Marilyn Manson weighed in with public support.Well, I don't buy this for a second. Far from being America's enemy numero uno, Eminem is the best friend that the music press had in 2000 (besides Napster).
The real "conspiracy" was how Marshall Mathers morphed - like the PoMo creation that he really is - into Eminem. I appreciate the creativity needed to pull this off, and the role of Dr. Dre, but there are other manipulators at work. Consider how the violent imagery of his music taps into genetic programs and dispositions that are millions of years old. How transnational record companies, like other media, tap this imagery to reach global markets (overcoming language barriers, since violence transcends culture, language and societal imperatives). How every column inch spent on debating Eminem meant that our attention was taken away from issues of real importance.It's time that Marshall Mathers took out a Bust Magazine subscription.
If you want to really whine about how Eminem simply reflects America's trash culture, consider the advice of musician Robert Fripp:
"The way we describe our world shows how we think of our world. How we think of our world governs how we interpret our world. How we interpret our world directs how we participate in it. How we participate in the world shapes the world."

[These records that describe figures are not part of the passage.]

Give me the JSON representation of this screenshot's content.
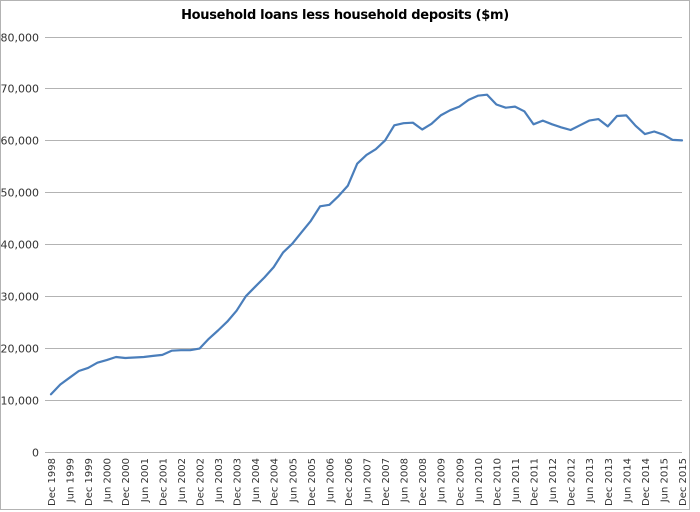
{
  "chart_data": {
    "type": "line",
    "title": "Household loans less household deposits ($m)",
    "xlabel": "",
    "ylabel": "",
    "ylim": [
      0,
      80000
    ],
    "yticks": [
      0,
      10000,
      20000,
      30000,
      40000,
      50000,
      60000,
      70000,
      80000
    ],
    "ytick_labels": [
      "0",
      "10,000",
      "20,000",
      "30,000",
      "40,000",
      "50,000",
      "60,000",
      "70,000",
      "80,000"
    ],
    "grid": true,
    "legend": null,
    "x_tick_labels": [
      "Dec 1998",
      "Jun 1999",
      "Dec 1999",
      "Jun 2000",
      "Dec 2000",
      "Jun 2001",
      "Dec 2001",
      "Jun 2002",
      "Dec 2002",
      "Jun 2003",
      "Dec 2003",
      "Jun 2004",
      "Dec 2004",
      "Jun 2005",
      "Dec 2005",
      "Jun 2006",
      "Dec 2006",
      "Jun 2007",
      "Dec 2007",
      "Jun 2008",
      "Dec 2008",
      "Jun 2009",
      "Dec 2009",
      "Jun 2010",
      "Dec 2010",
      "Jun 2011",
      "Dec 2011",
      "Jun 2012",
      "Dec 2012",
      "Jun 2013",
      "Dec 2013",
      "Jun 2014",
      "Dec 2014",
      "Jun 2015",
      "Dec 2015"
    ],
    "x": [
      "Dec 1998",
      "Mar 1999",
      "Jun 1999",
      "Sep 1999",
      "Dec 1999",
      "Mar 2000",
      "Jun 2000",
      "Sep 2000",
      "Dec 2000",
      "Mar 2001",
      "Jun 2001",
      "Sep 2001",
      "Dec 2001",
      "Mar 2002",
      "Jun 2002",
      "Sep 2002",
      "Dec 2002",
      "Mar 2003",
      "Jun 2003",
      "Sep 2003",
      "Dec 2003",
      "Mar 2004",
      "Jun 2004",
      "Sep 2004",
      "Dec 2004",
      "Mar 2005",
      "Jun 2005",
      "Sep 2005",
      "Dec 2005",
      "Mar 2006",
      "Jun 2006",
      "Sep 2006",
      "Dec 2006",
      "Mar 2007",
      "Jun 2007",
      "Sep 2007",
      "Dec 2007",
      "Mar 2008",
      "Jun 2008",
      "Sep 2008",
      "Dec 2008",
      "Mar 2009",
      "Jun 2009",
      "Sep 2009",
      "Dec 2009",
      "Mar 2010",
      "Jun 2010",
      "Sep 2010",
      "Dec 2010",
      "Mar 2011",
      "Jun 2011",
      "Sep 2011",
      "Dec 2011",
      "Mar 2012",
      "Jun 2012",
      "Sep 2012",
      "Dec 2012",
      "Mar 2013",
      "Jun 2013",
      "Sep 2013",
      "Dec 2013",
      "Mar 2014",
      "Jun 2014",
      "Sep 2014",
      "Dec 2014",
      "Mar 2015",
      "Jun 2015",
      "Sep 2015",
      "Dec 2015"
    ],
    "series": [
      {
        "name": "Household loans less household deposits",
        "color": "#4a7ebb",
        "values": [
          11100,
          13000,
          14300,
          15600,
          16200,
          17200,
          17700,
          18300,
          18100,
          18200,
          18300,
          18500,
          18700,
          19500,
          19600,
          19600,
          19900,
          21800,
          23400,
          25100,
          27200,
          30000,
          31800,
          33600,
          35600,
          38400,
          40100,
          42300,
          44500,
          47300,
          47600,
          49300,
          51300,
          55500,
          57200,
          58300,
          60000,
          62900,
          63300,
          63400,
          62100,
          63200,
          64800,
          65800,
          66500,
          67800,
          68600,
          68800,
          66900,
          66300,
          66500,
          65600,
          63100,
          63800,
          63100,
          62500,
          62000,
          62900,
          63800,
          64100,
          62700,
          64700,
          64800,
          62800,
          61200,
          61700,
          61100,
          60100,
          60000
        ]
      }
    ]
  },
  "colors": {
    "line": "#4a7ebb",
    "grid": "#b3b3b3",
    "border": "#b3b3b3"
  }
}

Regardless of whether you like his music or identify with his humor, we all got suckered.
It's time to get smart. Will the real Jimmy Iovine (Interscope Records CEO) stand up?
Nine Inch Nails
Things Falling Apart EP
Universal/Interscope, 2000
Don't call this a sell-out. For all the MTV exposure that Trent Reznor and Nine Inch Nails have received over the past decade, few people have grasped the dark imagery that is central to the band's music recordings and video projects. It's a suitable soundtrack for George Gurdjieff witnessing the 1917 Russia Revolution, or Aleister Crowley splintering his mind whilst traversing Southern China in 1906.
The Fragile (Nothing/Interscope, 1999) will probably be the band's great "undiscovered" recording: Reznor has always been "closer" Roger Waters than most bands featured in Alternative Press. The remix EP Things Falling Apart will hopefully prompt some listeners to re-examine Reznor's themes.
Whilst limousine rebels battled the emerging peer-to-peer (P2P) distribution systems, Reznor plowed his money into a state-of-art recording studio equipped with Digidesign's ProTools. Or the precision of execution with Radio Nothing.
Reznor's debt to Coil and Gary Numan is evident, but few fans seem to have considered how he has used power laws to survive against cut-throat competition.